Nothing is more important to a baby than the close attention of a loving parent. Parents who interact and play with their babies help them gain social skills, independence and confidence.
Happy social play has an essential role in building self-esteem, confidence, creativity, imagination, language, problem solving skills and knowledge of the world. It is also a vital component for intellectual and physical development and an important step in helping babies learn about the subtleties of human interaction. All babies need to spend time in close contact with the people closest to them in order to develop to their full potential.
There are a wealth of things that parents can do to enrich their baby’s play and learning. The following parent-baby activities are fun and thoroughly recommended:
- Spend time playing on the floor with your baby
- Encourage tummy time during waking hours to strengthen neck and back muscles
- Encourage your baby to reach for toys
- Give your baby a massage
- Play bouncing games to help your baby develop balance and coordination skills
- Sing songs and rhymes that encourage participation and turn-taking through clapping and body actions
- Play peek-a-boo games
- Encourage eye-tracking skills with colourful scarves and ribbons
- Cuddle up and share a book with your baby
- Interact with your baby through dance and music
- Take your baby swimming
- Praise and applaud your baby for any new skill achieved
Parents who interact with their babies in a fun, active and purposeful way, build long-lasting relationships with them.
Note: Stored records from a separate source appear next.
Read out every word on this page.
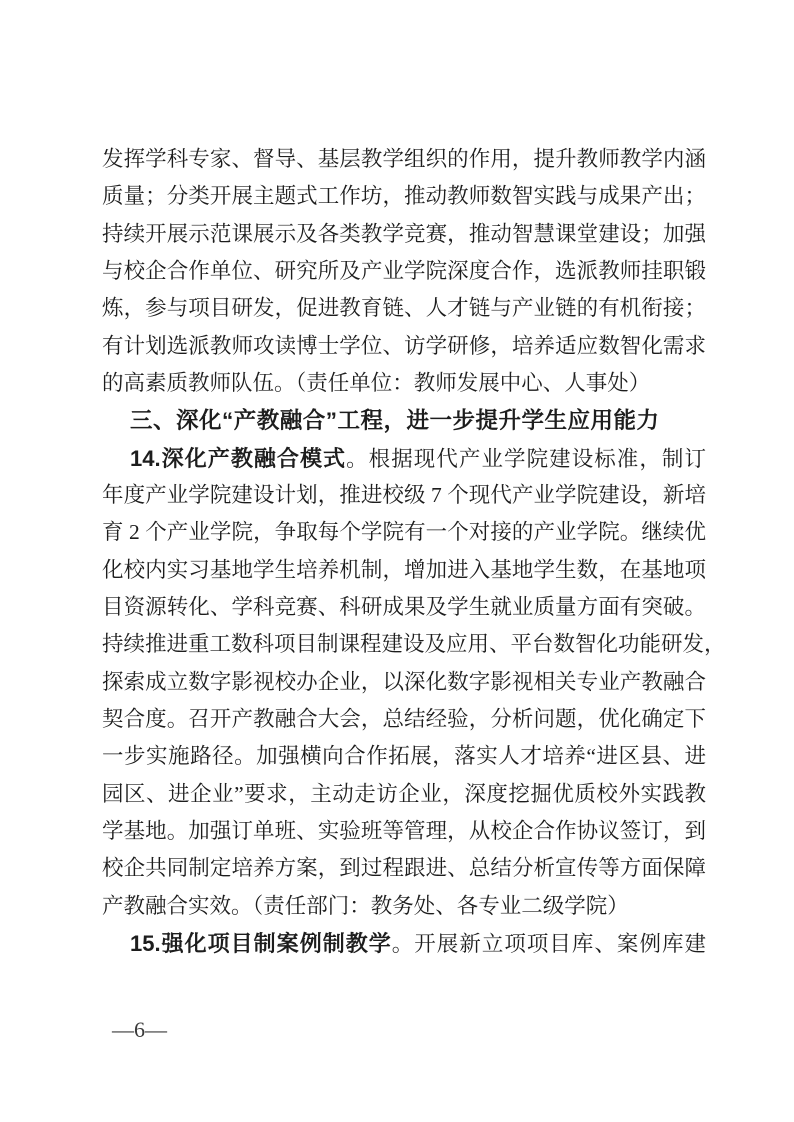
发挥学科专家、督导、基层教学组织的作用，提升教师教学内涵
质量；分类开展主题式工作坊，推动教师数智实践与成果产出；
持续开展示范课展示及各类教学竞赛，推动智慧课堂建设；加强
与校企合作单位、研究所及产业学院深度合作，选派教师挂职锻
炼，参与项目研发，促进教育链、人才链与产业链的有机衔接；
有计划选派教师攻读博士学位、访学研修，培养适应数智化需求
的高素质教师队伍。（责任单位：教师发展中心、人事处）
三、深化“产教融合”工程，进一步提升学生应用能力
14.深化产教融合模式。根据现代产业学院建设标准，制订
年度产业学院建设计划，推进校级 7 个现代产业学院建设，新培
育 2 个产业学院，争取每个学院有一个对接的产业学院。继续优
化校内实习基地学生培养机制，增加进入基地学生数，在基地项
目资源转化、学科竞赛、科研成果及学生就业质量方面有突破。
持续推进重工数科项目制课程建设及应用、平台数智化功能研发，
探索成立数字影视校办企业，以深化数字影视相关专业产教融合
契合度。召开产教融合大会，总结经验，分析问题，优化确定下
一步实施路径。加强横向合作拓展，落实人才培养“进区县、进
园区、进企业”要求，主动走访企业，深度挖掘优质校外实践教
学基地。加强订单班、实验班等管理，从校企合作协议签订，到
校企共同制定培养方案，到过程跟进、总结分析宣传等方面保障
产教融合实效。（责任部门：教务处、各专业二级学院）
15.强化项目制案例制教学。开展新立项项目库、案例库建
—6—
Showing an interest in what they are doing and praising them for their achievements, no matter how small they may appear to be, will lead learning and development forwards. Babies also stand a much better chance of developing into happy, confident and successful learners.
In a Baby Sensory class, happy social play between the parent and baby is an integral part of the programme. Parents also give their babies the best developmental tool for the future.